運を味方にする 「偶然」の科学
バーバラ・ブラッチュリー (著), 栗木 さつき (翻訳)
運を信じるというと少し胡散臭さを感じてしまいますがそもそも日本人の初詣習慣なども運を願うという要素はあるので色々なゲン担ぎもまあ五十歩百歩といったものなのでしょう。 この本は「幸運」を高めるにはどうすればよいのかというのを精神論だけでなく真剣に分析したものです。
自分の力ではコントロールできない事象が起こると「運が良い」とか「運が悪い」という風に感じるわけですがこれはそもそも人間のココロが生み出した非確実性からの防御からきているものとの分析。
幸運には神経学者ジェームス・オースティンによれば4つのタイプがあり、偶然と努力の組み合わせで決まるという。①単純に偶然のみ、②努力行動によって機会を増やすことによって得られる幸運、③事前に準備をしておくことによって得られる幸運(パスツールの例のように科学的な発見はこういった例が多い)、④②、③に加えて個人の性格/行動習慣がもたらすものとのことで幸運を高めるというのは②、③、④の確率を少しでも高めることになるのでしょう。

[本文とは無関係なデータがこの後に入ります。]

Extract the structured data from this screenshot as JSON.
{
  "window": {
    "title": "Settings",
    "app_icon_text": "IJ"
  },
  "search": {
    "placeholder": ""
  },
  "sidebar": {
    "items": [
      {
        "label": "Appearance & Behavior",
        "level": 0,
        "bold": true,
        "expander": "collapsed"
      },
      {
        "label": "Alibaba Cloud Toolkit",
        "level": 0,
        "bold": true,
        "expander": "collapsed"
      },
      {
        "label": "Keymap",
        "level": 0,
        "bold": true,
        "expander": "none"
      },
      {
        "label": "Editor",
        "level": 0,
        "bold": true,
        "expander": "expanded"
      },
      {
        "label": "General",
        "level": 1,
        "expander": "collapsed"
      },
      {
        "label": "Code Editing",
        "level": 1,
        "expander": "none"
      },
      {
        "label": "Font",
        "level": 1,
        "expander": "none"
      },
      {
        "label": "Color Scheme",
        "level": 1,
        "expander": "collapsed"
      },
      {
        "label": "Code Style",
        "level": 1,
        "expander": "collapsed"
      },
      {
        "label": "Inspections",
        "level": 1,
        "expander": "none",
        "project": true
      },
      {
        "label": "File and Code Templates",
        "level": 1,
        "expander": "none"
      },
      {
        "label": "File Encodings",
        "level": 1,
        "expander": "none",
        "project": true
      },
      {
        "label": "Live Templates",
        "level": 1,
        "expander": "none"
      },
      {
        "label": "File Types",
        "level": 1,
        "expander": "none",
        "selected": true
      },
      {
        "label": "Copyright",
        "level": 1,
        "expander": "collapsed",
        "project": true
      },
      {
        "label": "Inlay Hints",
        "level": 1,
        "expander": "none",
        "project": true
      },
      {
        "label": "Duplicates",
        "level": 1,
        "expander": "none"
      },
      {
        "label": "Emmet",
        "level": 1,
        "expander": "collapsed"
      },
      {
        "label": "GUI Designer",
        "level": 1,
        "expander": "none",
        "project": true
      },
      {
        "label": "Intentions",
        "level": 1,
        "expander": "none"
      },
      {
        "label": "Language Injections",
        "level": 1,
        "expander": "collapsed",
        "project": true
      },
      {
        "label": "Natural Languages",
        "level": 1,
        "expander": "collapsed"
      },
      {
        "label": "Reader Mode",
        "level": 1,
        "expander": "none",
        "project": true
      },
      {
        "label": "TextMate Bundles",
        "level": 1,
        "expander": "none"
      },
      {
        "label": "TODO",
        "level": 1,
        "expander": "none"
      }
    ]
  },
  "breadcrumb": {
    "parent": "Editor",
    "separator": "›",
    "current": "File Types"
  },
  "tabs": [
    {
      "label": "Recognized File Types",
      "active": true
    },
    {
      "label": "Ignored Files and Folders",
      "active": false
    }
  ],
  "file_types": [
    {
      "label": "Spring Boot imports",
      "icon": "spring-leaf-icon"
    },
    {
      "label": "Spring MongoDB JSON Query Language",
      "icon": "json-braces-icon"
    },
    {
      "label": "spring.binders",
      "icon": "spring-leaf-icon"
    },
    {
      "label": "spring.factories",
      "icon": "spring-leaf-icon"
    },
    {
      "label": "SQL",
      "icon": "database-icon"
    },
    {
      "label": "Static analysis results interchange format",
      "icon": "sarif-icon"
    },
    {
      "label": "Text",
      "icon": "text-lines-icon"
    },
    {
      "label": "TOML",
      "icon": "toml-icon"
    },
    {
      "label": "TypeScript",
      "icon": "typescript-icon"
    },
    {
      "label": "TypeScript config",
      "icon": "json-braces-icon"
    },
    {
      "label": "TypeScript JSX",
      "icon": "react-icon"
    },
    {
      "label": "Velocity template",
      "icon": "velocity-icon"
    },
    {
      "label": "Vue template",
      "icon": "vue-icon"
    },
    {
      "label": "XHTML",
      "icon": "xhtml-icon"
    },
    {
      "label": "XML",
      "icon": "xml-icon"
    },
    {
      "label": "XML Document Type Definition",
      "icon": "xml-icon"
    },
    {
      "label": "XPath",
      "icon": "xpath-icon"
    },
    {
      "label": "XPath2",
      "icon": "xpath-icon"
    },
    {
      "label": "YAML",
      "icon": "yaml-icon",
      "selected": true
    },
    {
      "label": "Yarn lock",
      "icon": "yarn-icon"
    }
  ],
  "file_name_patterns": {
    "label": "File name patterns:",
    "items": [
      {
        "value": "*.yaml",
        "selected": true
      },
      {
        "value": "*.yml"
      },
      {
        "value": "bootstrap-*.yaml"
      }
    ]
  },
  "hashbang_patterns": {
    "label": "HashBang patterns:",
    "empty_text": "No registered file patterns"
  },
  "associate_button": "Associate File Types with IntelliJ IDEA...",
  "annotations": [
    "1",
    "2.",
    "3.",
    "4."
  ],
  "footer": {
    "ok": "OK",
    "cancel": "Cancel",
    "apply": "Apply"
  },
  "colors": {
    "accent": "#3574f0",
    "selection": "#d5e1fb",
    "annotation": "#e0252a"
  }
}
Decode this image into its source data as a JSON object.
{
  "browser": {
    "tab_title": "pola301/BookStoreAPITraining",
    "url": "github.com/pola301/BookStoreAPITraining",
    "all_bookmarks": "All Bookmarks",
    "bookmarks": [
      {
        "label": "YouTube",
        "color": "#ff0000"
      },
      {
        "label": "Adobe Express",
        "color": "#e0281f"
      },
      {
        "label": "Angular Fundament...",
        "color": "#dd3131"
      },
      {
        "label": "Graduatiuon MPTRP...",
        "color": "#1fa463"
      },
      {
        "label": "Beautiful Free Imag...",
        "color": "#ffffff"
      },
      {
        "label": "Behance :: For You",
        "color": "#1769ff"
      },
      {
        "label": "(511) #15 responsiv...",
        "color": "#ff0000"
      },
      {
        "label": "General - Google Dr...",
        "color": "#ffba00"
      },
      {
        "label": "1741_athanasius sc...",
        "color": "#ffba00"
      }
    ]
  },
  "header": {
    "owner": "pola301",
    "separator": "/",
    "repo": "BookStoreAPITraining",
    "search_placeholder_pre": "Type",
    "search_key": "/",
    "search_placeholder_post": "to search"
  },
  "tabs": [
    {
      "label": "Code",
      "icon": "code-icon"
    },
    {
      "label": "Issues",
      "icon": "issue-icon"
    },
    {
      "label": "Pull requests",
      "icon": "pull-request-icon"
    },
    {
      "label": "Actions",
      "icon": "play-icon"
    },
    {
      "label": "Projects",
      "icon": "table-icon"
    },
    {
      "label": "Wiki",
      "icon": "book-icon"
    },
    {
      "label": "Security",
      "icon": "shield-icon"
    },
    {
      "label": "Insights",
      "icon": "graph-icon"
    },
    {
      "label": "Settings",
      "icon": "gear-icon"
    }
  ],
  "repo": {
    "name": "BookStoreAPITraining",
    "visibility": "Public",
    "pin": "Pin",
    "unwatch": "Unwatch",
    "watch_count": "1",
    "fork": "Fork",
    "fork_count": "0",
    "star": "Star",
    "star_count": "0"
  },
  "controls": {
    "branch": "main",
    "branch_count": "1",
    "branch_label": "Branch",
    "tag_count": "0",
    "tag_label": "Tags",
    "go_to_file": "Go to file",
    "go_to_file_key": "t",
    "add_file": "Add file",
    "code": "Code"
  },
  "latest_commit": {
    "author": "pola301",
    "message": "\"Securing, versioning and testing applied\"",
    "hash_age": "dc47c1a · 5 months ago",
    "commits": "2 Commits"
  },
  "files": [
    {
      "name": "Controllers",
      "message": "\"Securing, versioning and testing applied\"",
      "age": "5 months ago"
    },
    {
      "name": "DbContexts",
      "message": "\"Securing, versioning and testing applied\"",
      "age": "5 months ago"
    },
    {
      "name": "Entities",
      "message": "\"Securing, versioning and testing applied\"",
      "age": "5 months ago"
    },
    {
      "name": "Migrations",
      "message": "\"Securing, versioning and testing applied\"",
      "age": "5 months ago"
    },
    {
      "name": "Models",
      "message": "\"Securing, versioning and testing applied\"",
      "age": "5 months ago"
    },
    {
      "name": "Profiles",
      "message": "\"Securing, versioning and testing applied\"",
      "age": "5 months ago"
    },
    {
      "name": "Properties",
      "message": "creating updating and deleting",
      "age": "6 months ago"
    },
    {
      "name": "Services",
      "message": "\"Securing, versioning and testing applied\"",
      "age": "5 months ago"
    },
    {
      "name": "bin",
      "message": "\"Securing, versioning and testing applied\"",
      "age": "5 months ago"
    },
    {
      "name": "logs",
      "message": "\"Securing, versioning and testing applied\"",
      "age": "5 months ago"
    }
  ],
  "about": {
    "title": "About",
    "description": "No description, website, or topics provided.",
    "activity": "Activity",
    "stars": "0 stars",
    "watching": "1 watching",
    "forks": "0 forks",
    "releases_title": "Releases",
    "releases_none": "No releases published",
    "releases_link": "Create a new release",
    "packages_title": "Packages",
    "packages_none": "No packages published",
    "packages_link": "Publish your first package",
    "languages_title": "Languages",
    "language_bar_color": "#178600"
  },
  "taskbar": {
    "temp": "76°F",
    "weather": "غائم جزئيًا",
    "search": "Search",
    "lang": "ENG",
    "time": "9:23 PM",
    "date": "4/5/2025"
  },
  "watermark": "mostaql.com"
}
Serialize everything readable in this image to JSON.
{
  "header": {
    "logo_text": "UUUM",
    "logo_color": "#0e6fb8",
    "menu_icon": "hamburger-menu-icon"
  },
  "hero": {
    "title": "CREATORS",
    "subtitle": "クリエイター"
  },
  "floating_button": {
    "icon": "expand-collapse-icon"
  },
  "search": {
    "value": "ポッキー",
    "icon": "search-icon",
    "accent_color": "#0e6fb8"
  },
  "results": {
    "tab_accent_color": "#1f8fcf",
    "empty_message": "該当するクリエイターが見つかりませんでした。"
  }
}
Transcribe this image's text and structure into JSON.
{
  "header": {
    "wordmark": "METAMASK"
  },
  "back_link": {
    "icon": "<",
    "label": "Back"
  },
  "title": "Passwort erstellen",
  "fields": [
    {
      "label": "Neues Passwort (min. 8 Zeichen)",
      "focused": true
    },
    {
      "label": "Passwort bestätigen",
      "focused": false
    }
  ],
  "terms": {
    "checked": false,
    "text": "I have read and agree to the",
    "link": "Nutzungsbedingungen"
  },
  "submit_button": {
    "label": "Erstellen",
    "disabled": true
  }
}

「信じれば救われる」ではないですが自分は運がいいと思うことでランダムネスを恐れず、直観に従ってチャレンジすることを可能にし、不安感を減少させ、脳の実行機能を高めることが研究によって明らかにされてます。こういった観点からはゲン担ぎやお守りというのは効果が高いと言っても良いのでしょう。またこれは弾み車のようなもので幸運だと思うことで困難な状況に直面してもやる気を維持、状況をコントロールする力があると自信を持つことが出来てパフォーマンスが向上するという良い循環が起こることを指摘してます。またいったん成功した人はさらに「自分は運がいい」と思えるので、さらなる成功を呼ぶというわけです。
ということでやはりどんなことが起こってもポジティブに考えることが目標達成の幸運を得るためには重要なことは言うまでもなさそうです。精神論というのはとやかくロジカルでないとか排除されがちですが捨てたものではなくむしろ利用すべきことなのだと思わせてくれた本でした。